Die stärkste Position aller vier Ausstellungen findet sich unter der Rubrik "Raumverschiebung" - im früheren Wartesaal erster Klasse des Harburger Bahnhofes. Den 300 Quadratmeter großen, gut fünf Meter hohen Raum dominiert selbstbewusst ein einziges Werk: Eine hölzerne, nur für diesen Ort gebaute, hernach wieder verschwindende Arbeit des Berliners Kai Schiemenz. Es ist ein fragiles Zwitterwesen aus Architektur, Skulptur, Installation und Bühne, dass den Beobachter zum Teilnehmer macht und damit wie selbstverständlich die Beziehung von Architektur und Gemeinschaft kritisch diskutiert, sie ihrer scheinbaren Neutralität beraubt. Die Arbeit markiert zugleich einen Endpunkt in der bisherigen Entwicklung des Künstlers: Er hat sich in früheren, zunehmend abstrakter werdenden Holzarbeiten vor allem mit dem Stadionbau auseinander gesetzt, auch ihren totalitären Zügen.

Eine solche Vielschichtigkeit fehlt leider den meisten Arbeiten der Halle für Kunst in Lüneburg. Dort hat man sich für eine kleinteilige, wenig stringente, dabei fast beliebig wirkende Gruppenausstellung entschieden, die den "Sozialen Raum" zum Gegenstand hat.

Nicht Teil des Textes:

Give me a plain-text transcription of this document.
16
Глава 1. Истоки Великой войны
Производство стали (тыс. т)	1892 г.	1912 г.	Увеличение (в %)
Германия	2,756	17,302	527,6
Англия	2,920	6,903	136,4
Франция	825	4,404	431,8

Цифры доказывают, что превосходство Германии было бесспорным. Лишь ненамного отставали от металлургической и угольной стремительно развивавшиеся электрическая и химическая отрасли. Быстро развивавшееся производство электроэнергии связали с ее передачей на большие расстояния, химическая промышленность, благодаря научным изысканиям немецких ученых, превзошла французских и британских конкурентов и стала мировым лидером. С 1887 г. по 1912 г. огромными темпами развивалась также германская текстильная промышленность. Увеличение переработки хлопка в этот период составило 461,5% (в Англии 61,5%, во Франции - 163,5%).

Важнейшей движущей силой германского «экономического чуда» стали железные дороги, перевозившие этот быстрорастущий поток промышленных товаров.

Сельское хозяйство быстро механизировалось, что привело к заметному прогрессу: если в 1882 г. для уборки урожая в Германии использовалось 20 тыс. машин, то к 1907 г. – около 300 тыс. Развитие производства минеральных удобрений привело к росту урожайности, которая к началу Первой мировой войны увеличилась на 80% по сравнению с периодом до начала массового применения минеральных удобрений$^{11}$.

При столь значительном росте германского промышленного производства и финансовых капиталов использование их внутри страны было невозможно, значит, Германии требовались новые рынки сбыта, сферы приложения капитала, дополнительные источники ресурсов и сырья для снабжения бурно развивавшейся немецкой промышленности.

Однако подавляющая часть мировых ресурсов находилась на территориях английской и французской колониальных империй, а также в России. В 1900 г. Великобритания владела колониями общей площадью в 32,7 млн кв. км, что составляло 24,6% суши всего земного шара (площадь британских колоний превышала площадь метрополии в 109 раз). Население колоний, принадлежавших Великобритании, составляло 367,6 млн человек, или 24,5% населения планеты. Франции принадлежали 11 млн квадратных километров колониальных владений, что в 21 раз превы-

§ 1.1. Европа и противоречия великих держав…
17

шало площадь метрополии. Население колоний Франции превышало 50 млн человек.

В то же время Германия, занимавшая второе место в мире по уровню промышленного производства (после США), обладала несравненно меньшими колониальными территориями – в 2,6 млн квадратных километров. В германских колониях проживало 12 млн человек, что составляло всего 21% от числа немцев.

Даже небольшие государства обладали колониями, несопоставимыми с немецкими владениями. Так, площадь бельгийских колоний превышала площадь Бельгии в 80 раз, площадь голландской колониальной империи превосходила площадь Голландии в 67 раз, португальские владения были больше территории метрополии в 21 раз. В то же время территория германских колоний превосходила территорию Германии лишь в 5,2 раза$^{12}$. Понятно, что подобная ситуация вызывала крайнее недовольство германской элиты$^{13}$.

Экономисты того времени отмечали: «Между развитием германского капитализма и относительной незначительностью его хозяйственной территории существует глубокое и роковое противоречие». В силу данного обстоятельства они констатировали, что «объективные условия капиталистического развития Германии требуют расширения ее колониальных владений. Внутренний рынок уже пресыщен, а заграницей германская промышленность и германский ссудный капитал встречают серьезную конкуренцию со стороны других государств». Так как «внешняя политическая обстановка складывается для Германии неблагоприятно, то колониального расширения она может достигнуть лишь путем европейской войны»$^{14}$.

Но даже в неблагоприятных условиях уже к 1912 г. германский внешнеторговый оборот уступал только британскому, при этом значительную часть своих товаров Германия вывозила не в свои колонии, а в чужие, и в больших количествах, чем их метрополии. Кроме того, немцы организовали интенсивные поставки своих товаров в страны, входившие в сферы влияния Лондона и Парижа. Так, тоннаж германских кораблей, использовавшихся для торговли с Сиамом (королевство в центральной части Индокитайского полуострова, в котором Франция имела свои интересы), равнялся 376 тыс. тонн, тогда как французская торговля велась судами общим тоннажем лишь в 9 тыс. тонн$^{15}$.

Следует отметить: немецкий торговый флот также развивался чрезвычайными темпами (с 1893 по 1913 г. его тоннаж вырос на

Zu sehr vertraut man dort auf das mittlerweile wenig originelle Konzept, alltägliches zur Kunst zu erheben.

Was nicht heißt, dass nicht auch in Lüneburg ein starker Beitrag zu "Space Revised" stünde: Er kommt von Christian Jankowski heißt "Kunstmarkt TV", eine Parodie auf Teleshoppingkanäle und zugleich das dokumentarische Video einer Live-Performance der Kunstmesse "Art Cologne" von 2008. Es entlarvt den kommerziellen Kunstmarkt in all seiner Selbstgefälligkeit. Inmitten seiner selbst, ohne dabei ins Moralinsaure zu verfallen. Und doch steckt auch darin eine Anmaßung.